“This is very similar to the first one I designed,” says Jamie Buchanan.
He’s pointing at a 1:32-scale 1990s Renault Laguna touring car that’s housed in one of the many display cabinets lining Hornby’s visitor centre in Margate, Kent.
We're here to mark the 60th anniversary of a toy that has enthralled young car enthusiasts and aspiring racing drivers the world over: Scalextric. “In those days, we would take countless measurements and photographs of every car,” says Buchanan, who in 25 years of working for the slot car brand’s parent company, Hornby, has graduated from being a designer to heading up product development.

“We would then plot these in two-dimensional CAD and a model maker would cut the profiles out of plastic to prove out our design with a prototype. Following this, a pattern maker would produce a wooden pattern of the shape of the car, which was then used as the basis for a mould.” The eventual production run could be completed in a week, but to get to that point would take as long as two years, so involved was the process of securing licences. designing the car to be as realistic as possible and making the mould tools.
A similar desire for realism was evident in the Maserati 250F of the very first Scalextric set, which was launched at the Harrogate International Toy Fair in 1957 under the Minimodels brand.
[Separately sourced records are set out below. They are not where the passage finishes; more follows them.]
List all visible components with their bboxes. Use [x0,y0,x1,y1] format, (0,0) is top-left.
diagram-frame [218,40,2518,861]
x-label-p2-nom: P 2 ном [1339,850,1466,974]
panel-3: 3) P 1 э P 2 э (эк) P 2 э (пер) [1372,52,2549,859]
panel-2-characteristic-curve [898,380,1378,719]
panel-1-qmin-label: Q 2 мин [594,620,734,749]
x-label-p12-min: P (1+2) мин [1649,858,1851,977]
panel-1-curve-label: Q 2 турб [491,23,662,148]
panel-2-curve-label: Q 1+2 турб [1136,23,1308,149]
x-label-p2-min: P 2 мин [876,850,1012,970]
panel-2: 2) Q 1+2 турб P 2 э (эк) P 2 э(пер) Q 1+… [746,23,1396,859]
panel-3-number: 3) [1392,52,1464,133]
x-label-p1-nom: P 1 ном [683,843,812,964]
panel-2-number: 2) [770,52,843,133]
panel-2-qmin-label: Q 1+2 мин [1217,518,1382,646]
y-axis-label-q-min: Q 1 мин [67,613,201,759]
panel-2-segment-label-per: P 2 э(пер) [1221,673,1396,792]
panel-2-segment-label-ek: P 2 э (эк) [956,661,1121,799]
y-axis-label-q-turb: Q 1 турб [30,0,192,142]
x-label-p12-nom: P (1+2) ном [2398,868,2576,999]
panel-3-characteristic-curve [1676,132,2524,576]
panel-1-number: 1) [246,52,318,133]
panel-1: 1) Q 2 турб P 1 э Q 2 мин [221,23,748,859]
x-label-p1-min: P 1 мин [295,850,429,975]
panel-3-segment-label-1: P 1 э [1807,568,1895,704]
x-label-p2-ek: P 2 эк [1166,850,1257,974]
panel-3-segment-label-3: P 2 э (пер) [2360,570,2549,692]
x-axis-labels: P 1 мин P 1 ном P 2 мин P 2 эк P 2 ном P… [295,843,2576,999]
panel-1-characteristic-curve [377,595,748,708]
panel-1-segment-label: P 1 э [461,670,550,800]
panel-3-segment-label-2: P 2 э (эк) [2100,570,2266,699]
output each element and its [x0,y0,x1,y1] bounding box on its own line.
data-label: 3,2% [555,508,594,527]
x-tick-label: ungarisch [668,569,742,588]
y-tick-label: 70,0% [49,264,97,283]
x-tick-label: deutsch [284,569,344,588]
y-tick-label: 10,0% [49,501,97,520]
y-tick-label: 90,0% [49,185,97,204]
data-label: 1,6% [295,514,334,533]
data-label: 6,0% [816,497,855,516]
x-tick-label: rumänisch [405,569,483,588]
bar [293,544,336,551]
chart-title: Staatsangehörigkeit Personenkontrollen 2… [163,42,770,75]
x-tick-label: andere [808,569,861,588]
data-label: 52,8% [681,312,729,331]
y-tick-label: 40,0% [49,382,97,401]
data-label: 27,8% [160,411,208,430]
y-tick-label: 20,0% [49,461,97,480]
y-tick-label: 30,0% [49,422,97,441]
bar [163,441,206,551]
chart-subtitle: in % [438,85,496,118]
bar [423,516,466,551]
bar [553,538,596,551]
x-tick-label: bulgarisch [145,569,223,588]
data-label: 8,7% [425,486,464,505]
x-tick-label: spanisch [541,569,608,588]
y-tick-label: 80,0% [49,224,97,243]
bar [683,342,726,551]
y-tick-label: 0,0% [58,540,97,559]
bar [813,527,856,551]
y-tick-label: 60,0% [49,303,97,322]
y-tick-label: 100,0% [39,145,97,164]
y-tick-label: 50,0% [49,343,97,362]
It was the invention of Bertram ‘Fred’ Francis, who had been seeking to broaden the appeal of his clockwork motorised Scalex toy cars. The answer was to add electricity – hence the ‘tric’ – so the cars could be driven around a track using a simple on/off button via a separate terminal box.

As the controllers evolved, so did the cars and their motors, meaning higher speeds and, inevitably, more crashes. To begin with, the flat rubber track was changed to a plastic one with dimples to give more grip, but it wasn’t until 1988 and the arrival of ‘magnatraction’ (a small magnet in the bottom of the car) that adhesion levels were truly addressed.